Le prix reste officieux, mais les estimations tournent entre 599 et 799 dollars outre-Atlantique. Les étudiants et enseignants bénéficieraient d'une ristourne de 100 dollars sur le tarif affiché.
Le design, lui, jouerait la carte nostalgique et s'écarte des finitions industrielles auxquelles la marque nous a habitué depuis 2021. Apple proposerait ce MacBook en jaune, vert, bleu et rose. Un rappel direct de l'iBook coloré du début des années 2000, qui avait contribué à démocratiser le portable chez Apple.
Au-delà de ce modèle phare, le programme de la semaine reste plus convenu. Un iPhone 17e doté d'une puce A19, un iPad Air passant à la puce M4, un iPad de 12e génération sous A18, et des MacBook Air et Pro rafraîchis avec les puces M5, M5 Pro et M5 Max. Des mises à jour techniques sans changement majeur de design, réservé à un autre lancement en fin d'année.
Pourquoi Apple mise tout sur un MacBook sous puce d'iPhone
En interne chez Apple, ce MacBook est qualifié de « excellent rapport qualité-prix ». Le terme n'est pas anodin. Il trahit une ambition très claire : attirer les utilisateurs de PC sous Windows et de Chromebook vers l'écosystème Apple.
Le choix de la puce A18 Pro prend alors tout son sens stratégique. En écartant la gamme M, Apple réduit ses coûts de fabrication de façon significative. Cette puce est déjà largement amortie par les millions d'iPhone 16 Pro écoulés dans le monde.
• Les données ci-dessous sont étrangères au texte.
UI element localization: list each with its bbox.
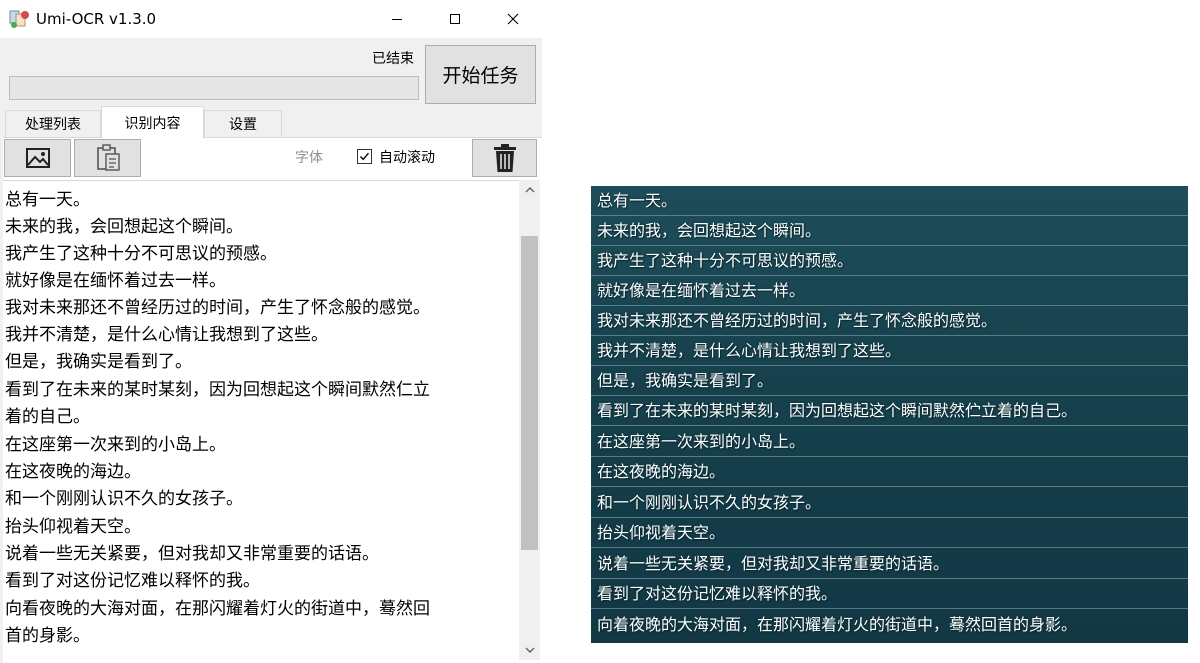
- font-button[interactable]: 字体: [295, 148, 323, 168]
- game-text-row: 向着夜晚的大海对面，在那闪耀着灯火的街道中，蓦然回首的身影。: [591, 610, 1188, 640]
- ocr-text-line: 在这座第一次来到的小岛上。: [5, 435, 226, 455]
- game-text-row: 但是，我确实是看到了。: [591, 366, 1188, 396]
- ocr-text-line: 说着一些无关紧要，但对我却又非常重要的话语。: [5, 544, 379, 564]
- paste-button[interactable]: [74, 139, 141, 177]
- game-text-line: 总有一天。: [597, 191, 678, 210]
- vertical-scrollbar[interactable]: [519, 180, 540, 660]
- game-text-line: 说着一些无关紧要，但对我却又非常重要的话语。: [597, 554, 950, 573]
- status-label: 已结束: [372, 51, 414, 67]
- autoscroll-checkbox[interactable]: [357, 149, 372, 164]
- game-text-line: 在这夜晚的海边。: [597, 462, 726, 481]
- game-text-line: 我对未来那还不曾经历过的时间，产生了怀念般的感觉。: [597, 311, 998, 330]
- game-text-row: 和一个刚刚认识不久的女孩子。: [591, 488, 1188, 518]
- game-text-screenshot: 总有一天。 未来的我，会回想起这个瞬间。 我产生了这种十分不可思议的预感。 就好…: [591, 186, 1188, 643]
- ocr-text-line: 向看夜晚的大海对面，在那闪耀着灯火的街道中，蓦然回: [5, 599, 430, 619]
- game-text-row: 看到了对这份记忆难以释怀的我。: [591, 579, 1188, 609]
- close-button[interactable]: [484, 0, 542, 38]
- game-text-row: 我并不清楚，是什么心情让我想到了这些。: [591, 336, 1188, 366]
- close-icon: [507, 13, 519, 25]
- game-text-line: 我并不清楚，是什么心情让我想到了这些。: [597, 341, 902, 360]
- scroll-up-button[interactable]: [519, 180, 540, 200]
- scrollbar-thumb[interactable]: [521, 236, 538, 550]
- game-text-row: 抬头仰视着天空。: [591, 518, 1188, 548]
- umi-ocr-window: Umi-OCR v1.3.0 已结束 开始任务 处理列表 识别内容 设置 字体 …: [0, 0, 542, 663]
- game-text-line: 和一个刚刚认识不久的女孩子。: [597, 493, 822, 512]
- ocr-text-line: 和一个刚刚认识不久的女孩子。: [5, 489, 243, 509]
- scroll-down-button[interactable]: [519, 640, 540, 660]
- start-task-button[interactable]: 开始任务: [425, 45, 536, 104]
- game-text-row: 就好像是在缅怀着过去一样。: [591, 276, 1188, 306]
- game-text-line: 就好像是在缅怀着过去一样。: [597, 281, 806, 300]
- ocr-text-line: 我产生了这种十分不可思议的预感。: [5, 244, 277, 264]
- ocr-text-line: 抬头仰视着天空。: [5, 517, 141, 537]
- clear-button[interactable]: [472, 139, 537, 177]
- checkmark-icon: [359, 152, 370, 161]
- game-text-line: 但是，我确实是看到了。: [597, 371, 774, 390]
- minimize-button[interactable]: [368, 0, 426, 38]
- title-bar: Umi-OCR v1.3.0: [0, 0, 542, 38]
- ocr-text-line: 我并不清楚，是什么心情让我想到了这些。: [5, 325, 328, 345]
- ocr-text-line: 看到了对这份记忆难以释怀的我。: [5, 571, 260, 591]
- game-text-row: 未来的我，会回想起这个瞬间。: [591, 216, 1188, 246]
- chevron-up-icon: [525, 187, 534, 193]
- game-text-line: 看到了对这份记忆难以释怀的我。: [597, 584, 838, 603]
- umi-ocr-app-icon: [9, 9, 31, 29]
- tab-process-list[interactable]: 处理列表: [5, 110, 101, 137]
- ocr-text-line: 首的身影。: [5, 626, 90, 646]
- ocr-text-line: 看到了在未来的某时某刻，因为回想起这个瞬间默然仁立: [5, 380, 430, 400]
- game-text-row: 总有一天。: [591, 186, 1188, 216]
- ocr-text-line: 总有一天。: [5, 190, 90, 210]
- game-text-row: 在这夜晚的海边。: [591, 457, 1188, 487]
- progress-bar: [9, 76, 419, 100]
- maximize-button[interactable]: [426, 0, 484, 38]
- game-text-row: 说着一些无关紧要，但对我却又非常重要的话语。: [591, 549, 1188, 579]
- ocr-text-line: 着的自己。: [5, 407, 90, 427]
- ocr-result-textbox[interactable]: 总有一天。 未来的我，会回想起这个瞬间。 我产生了这种十分不可思议的预感。 就好…: [3, 180, 519, 661]
- clipboard-icon: [96, 144, 120, 171]
- chevron-down-icon: [525, 647, 534, 653]
- game-text-line: 未来的我，会回想起这个瞬间。: [597, 221, 822, 240]
- tab-settings[interactable]: 设置: [204, 110, 282, 137]
- game-text-row: 我产生了这种十分不可思议的预感。: [591, 246, 1188, 276]
- game-text-line: 向着夜晚的大海对面，在那闪耀着灯火的街道中，蓦然回首的身影。: [597, 615, 1078, 634]
- maximize-icon: [450, 14, 460, 24]
- ocr-text-line: 未来的我，会回想起这个瞬间。: [5, 217, 243, 237]
- game-text-line: 抬头仰视着天空。: [597, 523, 726, 542]
- autoscroll-label[interactable]: 自动滚动: [379, 148, 435, 168]
- game-text-line: 我产生了这种十分不可思议的预感。: [597, 251, 854, 270]
- game-text-row: 看到了在未来的某时某刻，因为回想起这个瞬间默然伫立着的自己。: [591, 396, 1188, 426]
- tab-recognition-content[interactable]: 识别内容: [101, 106, 204, 138]
- ocr-text-line: 就好像是在缅怀着过去一样。: [5, 271, 226, 291]
- game-text-row: 我对未来那还不曾经历过的时间，产生了怀念般的感觉。: [591, 306, 1188, 336]
- ocr-text-line: 在这夜晚的海边。: [5, 462, 141, 482]
- ocr-text-line: 我对未来那还不曾经历过的时间，产生了怀念般的感觉。: [5, 298, 430, 318]
- window-title: Umi-OCR v1.3.0: [36, 10, 157, 28]
- game-text-line: 在这座第一次来到的小岛上。: [597, 432, 806, 451]
- minimize-icon: [392, 19, 402, 20]
- open-image-button[interactable]: [4, 139, 71, 177]
- ocr-text-line: 但是，我确实是看到了。: [5, 352, 192, 372]
- game-text-line: 看到了在未来的某时某刻，因为回想起这个瞬间默然伫立着的自己。: [597, 401, 1078, 420]
- image-icon: [25, 148, 50, 168]
- trash-icon: [493, 144, 516, 172]
- game-text-row: 在这座第一次来到的小岛上。: [591, 427, 1188, 457]
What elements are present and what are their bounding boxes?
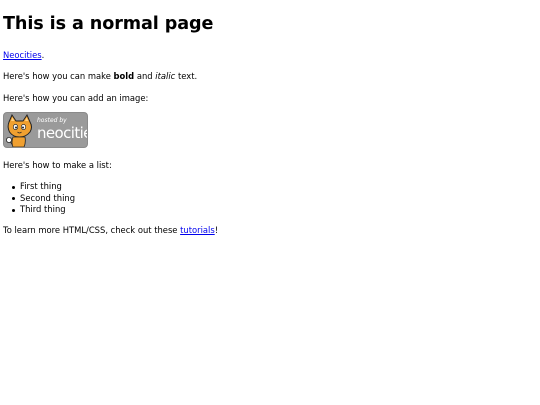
neocities-line: Neocities. — [3, 50, 44, 61]
list-item: Third thing — [11, 204, 75, 216]
bold-text: bold — [113, 71, 135, 81]
badge-hosted-by-text: hosted by — [37, 117, 67, 124]
learn-suffix: ! — [214, 225, 219, 235]
formatting-line: Here's how you can make bold and italic … — [3, 71, 197, 82]
formatting-middle: and — [134, 71, 156, 81]
badge-neocities-text: neocities — [37, 124, 87, 142]
formatting-prefix: Here's how you can make — [3, 71, 114, 81]
tutorials-link[interactable]: tutorials — [180, 225, 215, 235]
things-list: First thing Second thing Third thing — [3, 181, 75, 216]
neocities-cat-icon — [6, 113, 32, 147]
image-intro: Here's how you can add an image: — [3, 93, 149, 103]
learn-more-line: To learn more HTML/CSS, check out these … — [3, 225, 218, 236]
page-title: This is a normal page — [3, 14, 214, 34]
hosted-by-neocities-badge[interactable]: hosted by neocities — [3, 112, 88, 148]
neocities-link[interactable]: Neocities — [3, 50, 42, 60]
italic-text: italic — [155, 71, 176, 81]
neocities-suffix: . — [41, 50, 45, 60]
formatting-suffix: text. — [175, 71, 198, 81]
list-intro: Here's how to make a list: — [3, 160, 112, 170]
learn-prefix: To learn more HTML/CSS, check out these — [3, 225, 181, 235]
list-item: First thing — [11, 181, 75, 193]
list-item: Second thing — [11, 192, 76, 203]
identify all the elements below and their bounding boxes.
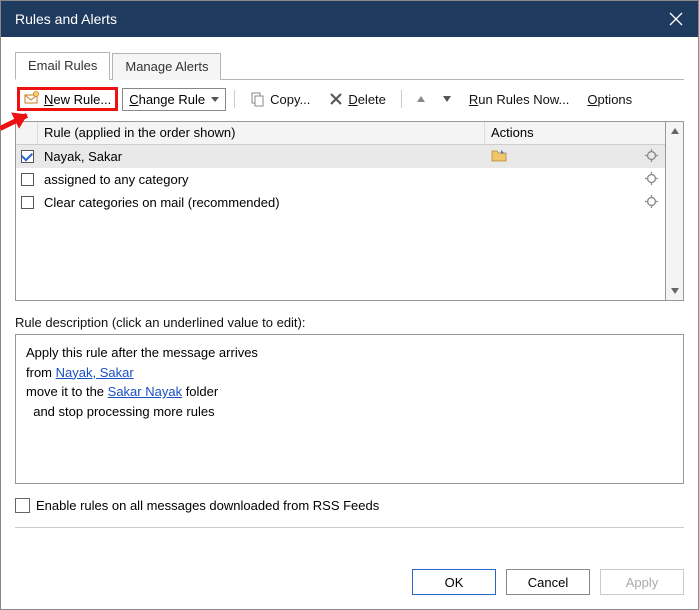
scroll-down-icon[interactable] xyxy=(666,282,683,300)
rule-checkbox[interactable] xyxy=(21,173,34,186)
desc-line: Apply this rule after the message arrive… xyxy=(26,343,673,363)
triangle-down-icon xyxy=(443,96,451,102)
rules-grid[interactable]: Rule (applied in the order shown) Action… xyxy=(15,121,666,301)
cancel-button[interactable]: Cancel xyxy=(506,569,590,595)
separator xyxy=(401,90,402,108)
run-rules-label: Run Rules Now... xyxy=(469,92,569,107)
dialog-title: Rules and Alerts xyxy=(15,11,117,27)
tab-email-rules[interactable]: Email Rules xyxy=(15,52,110,80)
rules-and-alerts-dialog: Rules and Alerts Email Rules Manage Aler… xyxy=(0,0,699,610)
options-button[interactable]: Options xyxy=(580,88,639,111)
move-down-button[interactable] xyxy=(436,92,458,106)
desc-line: from Nayak, Sakar xyxy=(26,363,673,383)
rss-checkbox[interactable] xyxy=(15,498,30,513)
toolbar: New Rule... Change Rule Copy... Delete xyxy=(15,80,684,121)
gear-icon xyxy=(644,171,659,189)
grid-header: Rule (applied in the order shown) Action… xyxy=(16,122,665,145)
close-icon[interactable] xyxy=(668,11,684,27)
delete-button[interactable]: Delete xyxy=(321,87,393,111)
table-row[interactable]: Nayak, Sakar xyxy=(16,145,665,168)
rule-name: Nayak, Sakar xyxy=(38,149,485,164)
separator xyxy=(15,527,684,528)
chevron-down-icon xyxy=(211,97,219,102)
dialog-footer: OK Cancel Apply xyxy=(1,557,698,609)
tab-manage-alerts[interactable]: Manage Alerts xyxy=(112,53,221,80)
rule-checkbox[interactable] xyxy=(21,196,34,209)
triangle-up-icon xyxy=(417,96,425,102)
rss-checkbox-row[interactable]: Enable rules on all messages downloaded … xyxy=(15,498,684,513)
delete-label: Delete xyxy=(348,92,386,107)
scrollbar[interactable] xyxy=(666,121,684,301)
from-link[interactable]: Nayak, Sakar xyxy=(56,365,134,380)
folder-icon xyxy=(491,148,507,165)
options-label: Options xyxy=(587,92,632,107)
move-up-button[interactable] xyxy=(410,92,432,106)
table-row[interactable]: Clear categories on mail (recommended) xyxy=(16,191,665,214)
delete-icon xyxy=(328,91,344,107)
tabs: Email Rules Manage Alerts xyxy=(15,51,684,80)
description-box: Apply this rule after the message arrive… xyxy=(15,334,684,484)
description-label: Rule description (click an underlined va… xyxy=(15,315,684,330)
copy-icon xyxy=(250,91,266,107)
new-rule-button[interactable]: New Rule... xyxy=(17,87,118,111)
run-rules-now-button[interactable]: Run Rules Now... xyxy=(462,88,576,111)
change-rule-label: Change Rule xyxy=(129,92,205,107)
copy-label: Copy... xyxy=(270,92,310,107)
scroll-up-icon[interactable] xyxy=(666,122,683,140)
new-rule-label: New Rule... xyxy=(44,92,111,107)
apply-button[interactable]: Apply xyxy=(600,569,684,595)
rss-checkbox-label: Enable rules on all messages downloaded … xyxy=(36,498,379,513)
rule-checkbox[interactable] xyxy=(21,150,34,163)
desc-line: move it to the Sakar Nayak folder xyxy=(26,382,673,402)
desc-line: and stop processing more rules xyxy=(26,402,673,422)
titlebar: Rules and Alerts xyxy=(1,1,698,37)
envelope-icon xyxy=(24,91,40,107)
ok-button[interactable]: OK xyxy=(412,569,496,595)
separator xyxy=(234,90,235,108)
rule-name: assigned to any category xyxy=(38,172,485,187)
gear-icon xyxy=(644,148,659,166)
folder-link[interactable]: Sakar Nayak xyxy=(108,384,182,399)
header-actions: Actions xyxy=(485,122,665,144)
gear-icon xyxy=(644,194,659,212)
table-row[interactable]: assigned to any category xyxy=(16,168,665,191)
change-rule-button[interactable]: Change Rule xyxy=(122,88,226,111)
copy-button[interactable]: Copy... xyxy=(243,87,317,111)
header-rule: Rule (applied in the order shown) xyxy=(38,122,485,144)
rule-name: Clear categories on mail (recommended) xyxy=(38,195,485,210)
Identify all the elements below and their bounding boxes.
L'écran plus compact, l'absence de connectique Thunderbolt et, surtout, l'amputation de la moitié de la mémoire vive par rapport à son nouveau standard (16 Go de base sur tous les Mac depuis l'annonce du M4) confirment cette logique d'économie appliquée à chaque composant.
Mais le calcul n'est pas sans risque. Un MacBook animé par une puce conçue pour un téléphone, c'est aussi un MacBook potentiellement bridé en puissance et en connectique. Il y a aussi le risque de la canibalisation, alors que les Macbook Air M2 avec une meilleure connectique, un meilleur écran, une meilleure puce (et bien d'autres joyeusetés) passe régulièrement en-dessous des 800 €.
Toute la question est de savoir si la cible visée, étudiants et primo-accédants au Mac, s'en souciera. Apple semble parier que non. Quand le prix baisse suffisamment, les compromis techniques passent souvent au second plan.
Le signal envoyé par les équipes en boutique est révélateur. Plusieurs employés comparent les préparatifs de cette semaine à ceux des lancements de septembre, selon Bloomberg. Apple ne vend pas juste un ordinateur abordable. La marque tente de reproduire sur le marché du PC portable l'effet de masse que seul l'iPhone provoquait jusqu'ici.
Reste à vérifier si les files d'attente seront aussi longues que les mémos internes le pressentent.